Mass many, many times a year, held in the gym and presided over by a condescending monsignor with a comically heavy Bronx accent. Mandatory religion classes taught by crusty old nuns. The embarrassment of being the Protestant girl in the row and murmuring the rest of the Lord’s Prayer under your breath at Mass (wtf, Catholics? Why do you cut off the last sentence?) or, worse, one of the few Jews, Muslims or Hindus and not knowing what to say at all. Dealing with the supreme irony of being educated by people with a historically low opinion of women’s intelligence and ability to run their own lives.
We had to wear the same thing every day, the only variation being which color polo shirt and sweater you paired, so getting ready in the morning took thirty seconds tops. I would keep my uniform at the foot of my bed, get entirely dressed under the covers, and go back to sleep until the last possible second. And because the Catholic schoolgirl’s uniform is one of the more universally flattering outfits (it forces you to cover up your problem areas and tights can obscure even the doughiest thigh), unspoken rules about coolness aside, it doesn’t much matter if you were “cool” and wore the crew neck cotton sweater or a “dork” who wore the V-neck wool sweater. Everyone looked more or less the same, and everyone looked more or less good, day in, day out, on your period or not.
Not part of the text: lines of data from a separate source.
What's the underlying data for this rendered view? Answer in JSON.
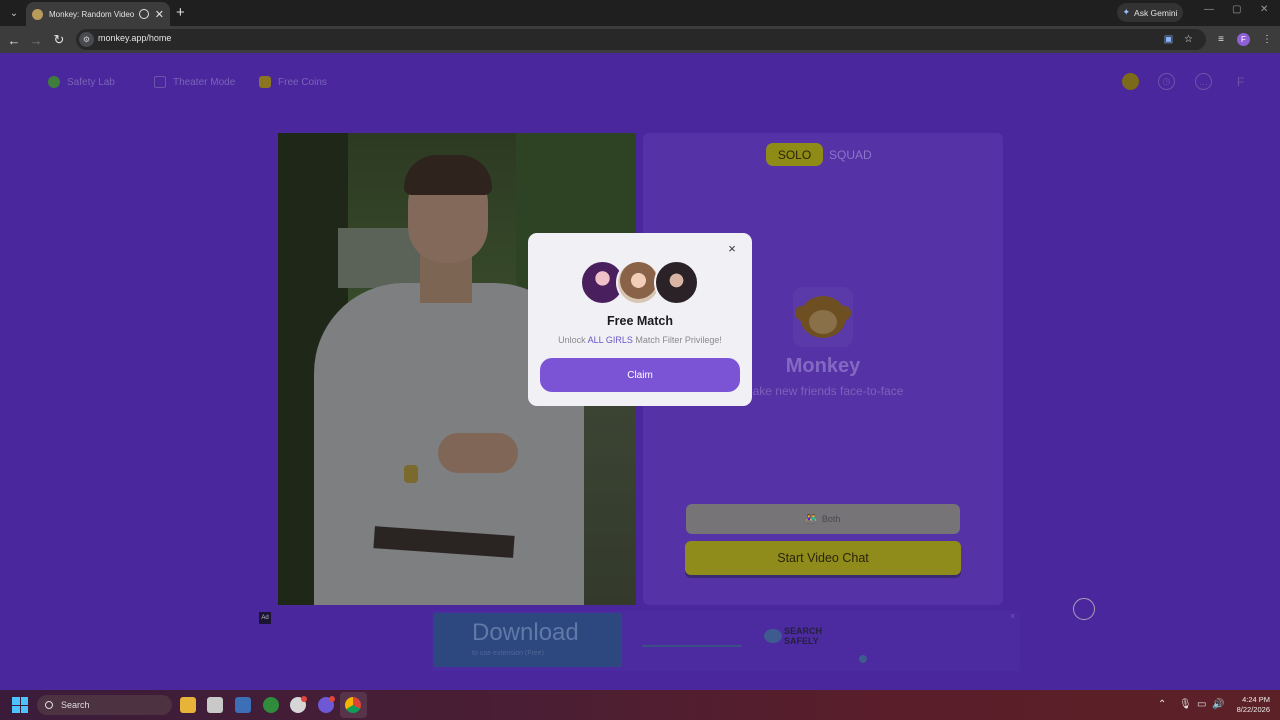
{
  "browser": {
    "tab_title": "Monkey: Random Video Ch",
    "new_tab": "+",
    "ask_gemini": "Ask Gemini",
    "url": "monkey.app/home",
    "profile_initial": "F"
  },
  "page": {
    "topnav": {
      "safety_lab": "Safety Lab",
      "theater_mode": "Theater Mode",
      "free_coins": "Free Coins",
      "profile_initial": "F"
    },
    "panel": {
      "mode_solo": "SOLO",
      "mode_squad": "SQUAD",
      "brand": "Monkey",
      "tagline": "Make new friends face-to-face",
      "gender_filter": "Both",
      "start_button": "Start Video Chat"
    },
    "ad": {
      "label": "Ad",
      "download": "Download",
      "download_sub": "to use extension (Free)",
      "search_line1": "SEARCH",
      "search_line2": "SAFELY",
      "close": "×"
    }
  },
  "modal": {
    "close": "×",
    "title": "Free Match",
    "subtitle_pre": "Unlock ",
    "subtitle_highlight": "ALL GIRLS",
    "subtitle_post": " Match Filter Privilege!",
    "claim_button": "Claim"
  },
  "taskbar": {
    "search_placeholder": "Search",
    "time": "4:24 PM",
    "date": "8/22/2026"
  },
  "colors": {
    "page_bg": "#4a279c",
    "accent_yellow": "#8f8c1b",
    "claim_purple": "#7b54d6",
    "highlight_purple": "#6a58c8"
  }
}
Because we only saw them at dances, we only saw them when we felt we looked our best. So during your awkward phase, you never had to worry about that guy who looked like Nick Carter seeing you with frizzy hair or a huge zit on your nose, unless you were bad at straightening your hair and applying makeup before dances (and even if you were [I was], it was always dark in the school gym). When we were growing up and filling out, we never had to worry about anyone snapping our bra snaps. I didn’t even know that was a thing until I went off to co-ed school sophomore year, and then I was horrified. You could speak up in class and not worry about turning guys off by seeming smart—girls were always the smartest ones in the room in math class, even if it was just by default. You could do tragic things to your appearance in the name of experimentation, knowing you’d never have to worry about your crush seeing you growing out the bangs you impulsively decided to cut yourself or when your hair was two different colors from permanent hair dye. Plus: less weird competition over guys. Everyone lived in different places and people commuted to school from all over the county and even from Connecticut (one girl’s drive to school was two hours), so the chances of having guy friends in common outside of school were slim to none.
If you got hungry during one of those interminable Masses, you could always go up to get some of Christ’s Body just as a snack to tide you over, and because All Souls’ Day is a holy day of obligation, we always got the day after Halloween off school—score. And besides, what’s the fun in rebelling if there’s nothing to rebel against?